林景盛看着那边几垛砍好的柴感觉差不多了。
“这些就够了,不砍了。”
林景盛就把一垛垛的柴用绳子捆在一起,然后拿过一旁放着的长棍。
一边挑了两垛的时候,江瓷出声制止,“够了吧,剩下的我挑着。”
“我可舍不得阿瓷担着的东西,再来两垛。”
在江瓷给林景盛袒露了秘密之后,他们之间再无阻碍。
虽然日常相处都没什么变化,但是心中总感觉两人的关系更进一步。
江瓷也感觉林景盛说起话来也更加直白了。
林景盛把还剩下的两垛搬过来,用一根长的棍挑起来。
“阿瓷待会儿就担着这个。”
“好的。”
其实,他可以把所有都的柴都背在自己身上,从山上背到家里他也不会累。
他完全可以让江瓷什么都不用干,轻轻松松蹦蹦跳跳的跟在他身旁。
但是他知晓江瓷不愿意那样做,他更愿意两个人一同承担。
之前在他不知道江瓷的秘密的时候,他感叹过好多次,阿瓷一个小哥儿怎么那么要强。
后来知晓他们一样同为男子,瞬间就理解了江瓷在一些小事上的要强和犟。
“明天去镇上扯些棉布,让娘做两身深厚点的衣服吧。”
“可以买些棉花,做的衣服里加一些薄薄的棉花,衣服穿起来轻便又暖和。”
“好,照这么说的话,棉花还要多买点,现在盖的被子也要换。”
“嗯,过两天再去吧,明天有些事情要做。”
林景盛好奇,“有什么事?”
江瓷狡黠的笑了笑,然后就变成了真心的笑,“咱们去江家湾拿回一些属于我的东西,再不去我怕被他赔完了。”
“好,到时候我一定给阿瓷镇住场子。”
“哎,对了,今天景辰该回来了,娘应该在家做了红烧肉。”
“回家正好赶上吃。”
他们的身影被夕阳映照得格外修长,两人的身后是被夕阳拉的长长的影子,仿佛与大地融为一体。
踩着落叶迎着夕阳走在回家的路上,发出清脆的沙沙声。
身边是爱人,身上担着的是烟火气息,嘴里说的是家长里短。
晚上江瓷窝在林景盛的怀里和他说这小话。
要是忽略在他身上游走的手,那就温馨极了。
江瓷拍掉摸他腰的手,揪住林景盛的耳朵,“别闹,我给你说话呢。”
“我就摸摸,又不做。”
江瓷用你看我信你吗的眼神看着林景盛。
说过这句话,若是放任他不管,一会儿是不是就得来一句,“我就蹭蹭,不进去。”
林景盛揉了揉被揪过的耳朵,用江瓷完全能听到的声音说,“跟着我真是受罪了,又是被咬又是被揪,有时还要被拧的。”

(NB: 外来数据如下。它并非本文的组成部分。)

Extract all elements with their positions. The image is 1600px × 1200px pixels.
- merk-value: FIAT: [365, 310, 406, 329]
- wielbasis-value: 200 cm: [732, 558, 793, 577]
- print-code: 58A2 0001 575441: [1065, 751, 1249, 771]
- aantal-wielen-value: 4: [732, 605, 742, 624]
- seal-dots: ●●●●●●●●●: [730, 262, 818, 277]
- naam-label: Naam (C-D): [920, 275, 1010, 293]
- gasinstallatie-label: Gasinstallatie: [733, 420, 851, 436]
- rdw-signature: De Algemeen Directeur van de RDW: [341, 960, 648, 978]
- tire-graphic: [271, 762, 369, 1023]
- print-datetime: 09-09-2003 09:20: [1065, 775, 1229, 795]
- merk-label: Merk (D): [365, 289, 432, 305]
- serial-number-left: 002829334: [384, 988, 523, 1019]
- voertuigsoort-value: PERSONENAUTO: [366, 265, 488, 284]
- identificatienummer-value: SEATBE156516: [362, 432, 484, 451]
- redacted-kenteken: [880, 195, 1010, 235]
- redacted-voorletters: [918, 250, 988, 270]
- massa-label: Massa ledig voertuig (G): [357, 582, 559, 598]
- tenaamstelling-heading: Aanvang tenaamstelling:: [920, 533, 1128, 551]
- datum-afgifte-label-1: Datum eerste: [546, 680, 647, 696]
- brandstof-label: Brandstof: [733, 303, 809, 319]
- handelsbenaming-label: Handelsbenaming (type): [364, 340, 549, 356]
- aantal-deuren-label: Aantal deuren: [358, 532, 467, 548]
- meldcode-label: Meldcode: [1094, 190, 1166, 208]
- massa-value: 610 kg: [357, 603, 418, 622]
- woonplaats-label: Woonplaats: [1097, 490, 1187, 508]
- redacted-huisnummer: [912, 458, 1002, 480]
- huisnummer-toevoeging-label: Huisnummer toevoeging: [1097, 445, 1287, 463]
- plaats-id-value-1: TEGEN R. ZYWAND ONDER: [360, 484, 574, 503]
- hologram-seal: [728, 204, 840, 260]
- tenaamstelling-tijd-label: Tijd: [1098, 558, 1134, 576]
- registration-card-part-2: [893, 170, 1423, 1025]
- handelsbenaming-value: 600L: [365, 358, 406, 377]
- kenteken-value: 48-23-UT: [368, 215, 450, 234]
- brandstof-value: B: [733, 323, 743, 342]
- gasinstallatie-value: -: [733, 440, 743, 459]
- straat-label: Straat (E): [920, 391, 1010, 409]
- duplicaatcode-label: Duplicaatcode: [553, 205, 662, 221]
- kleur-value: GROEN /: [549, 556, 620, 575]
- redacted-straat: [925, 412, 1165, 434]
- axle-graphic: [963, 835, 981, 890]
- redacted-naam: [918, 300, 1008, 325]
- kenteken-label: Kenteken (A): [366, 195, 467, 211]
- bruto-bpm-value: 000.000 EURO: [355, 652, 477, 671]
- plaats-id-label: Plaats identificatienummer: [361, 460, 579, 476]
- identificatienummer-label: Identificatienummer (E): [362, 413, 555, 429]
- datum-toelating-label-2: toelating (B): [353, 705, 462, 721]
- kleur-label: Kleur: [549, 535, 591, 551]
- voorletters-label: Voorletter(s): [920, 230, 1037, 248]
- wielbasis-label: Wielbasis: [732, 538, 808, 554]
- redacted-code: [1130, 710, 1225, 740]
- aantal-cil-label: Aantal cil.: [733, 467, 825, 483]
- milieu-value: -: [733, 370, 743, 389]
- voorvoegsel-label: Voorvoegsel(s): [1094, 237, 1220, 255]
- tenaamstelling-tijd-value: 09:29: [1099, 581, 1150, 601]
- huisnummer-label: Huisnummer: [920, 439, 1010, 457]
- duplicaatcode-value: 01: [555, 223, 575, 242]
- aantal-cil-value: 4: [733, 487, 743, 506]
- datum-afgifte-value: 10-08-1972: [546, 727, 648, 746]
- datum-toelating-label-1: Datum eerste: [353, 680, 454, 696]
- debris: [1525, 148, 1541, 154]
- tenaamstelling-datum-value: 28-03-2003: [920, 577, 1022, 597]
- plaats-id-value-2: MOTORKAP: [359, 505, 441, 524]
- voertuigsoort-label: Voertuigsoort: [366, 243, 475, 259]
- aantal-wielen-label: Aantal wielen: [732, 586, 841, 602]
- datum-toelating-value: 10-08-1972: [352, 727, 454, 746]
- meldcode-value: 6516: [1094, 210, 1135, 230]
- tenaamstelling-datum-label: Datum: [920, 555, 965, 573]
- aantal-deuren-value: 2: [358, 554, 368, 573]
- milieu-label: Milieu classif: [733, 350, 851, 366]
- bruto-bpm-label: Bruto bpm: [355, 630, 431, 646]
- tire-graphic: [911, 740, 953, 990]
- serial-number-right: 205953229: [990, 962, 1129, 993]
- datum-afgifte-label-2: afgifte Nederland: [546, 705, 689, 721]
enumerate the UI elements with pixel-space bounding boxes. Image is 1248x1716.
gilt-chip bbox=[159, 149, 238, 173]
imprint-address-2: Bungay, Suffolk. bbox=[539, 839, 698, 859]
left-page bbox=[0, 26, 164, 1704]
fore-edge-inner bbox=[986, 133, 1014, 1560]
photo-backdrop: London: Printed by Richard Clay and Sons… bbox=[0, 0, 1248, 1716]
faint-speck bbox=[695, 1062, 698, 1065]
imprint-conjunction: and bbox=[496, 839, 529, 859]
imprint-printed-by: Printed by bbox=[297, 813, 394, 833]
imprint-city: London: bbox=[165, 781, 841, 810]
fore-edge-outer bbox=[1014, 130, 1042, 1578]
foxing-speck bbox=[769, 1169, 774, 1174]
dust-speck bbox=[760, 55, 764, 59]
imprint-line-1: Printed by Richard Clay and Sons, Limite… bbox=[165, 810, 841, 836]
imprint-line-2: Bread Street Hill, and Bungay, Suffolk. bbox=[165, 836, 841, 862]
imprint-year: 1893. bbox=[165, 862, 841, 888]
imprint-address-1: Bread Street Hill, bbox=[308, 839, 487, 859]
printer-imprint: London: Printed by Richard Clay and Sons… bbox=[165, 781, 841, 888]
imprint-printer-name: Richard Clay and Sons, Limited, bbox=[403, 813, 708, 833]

江瓷看不得林景盛谴责他的样子,说的他每次亲上他耳朵的时候,他不乐意不舒服似的。
江瓷撑起身,林景盛不解江瓷要干什么,但很快他就知道了。
江瓷看着那经过他揪林景盛揉过后有些红的耳朵,俯身靠近那只耳朵。
林景盛能清晰的感受到江瓷呼出打在他耳朵上的鼻息。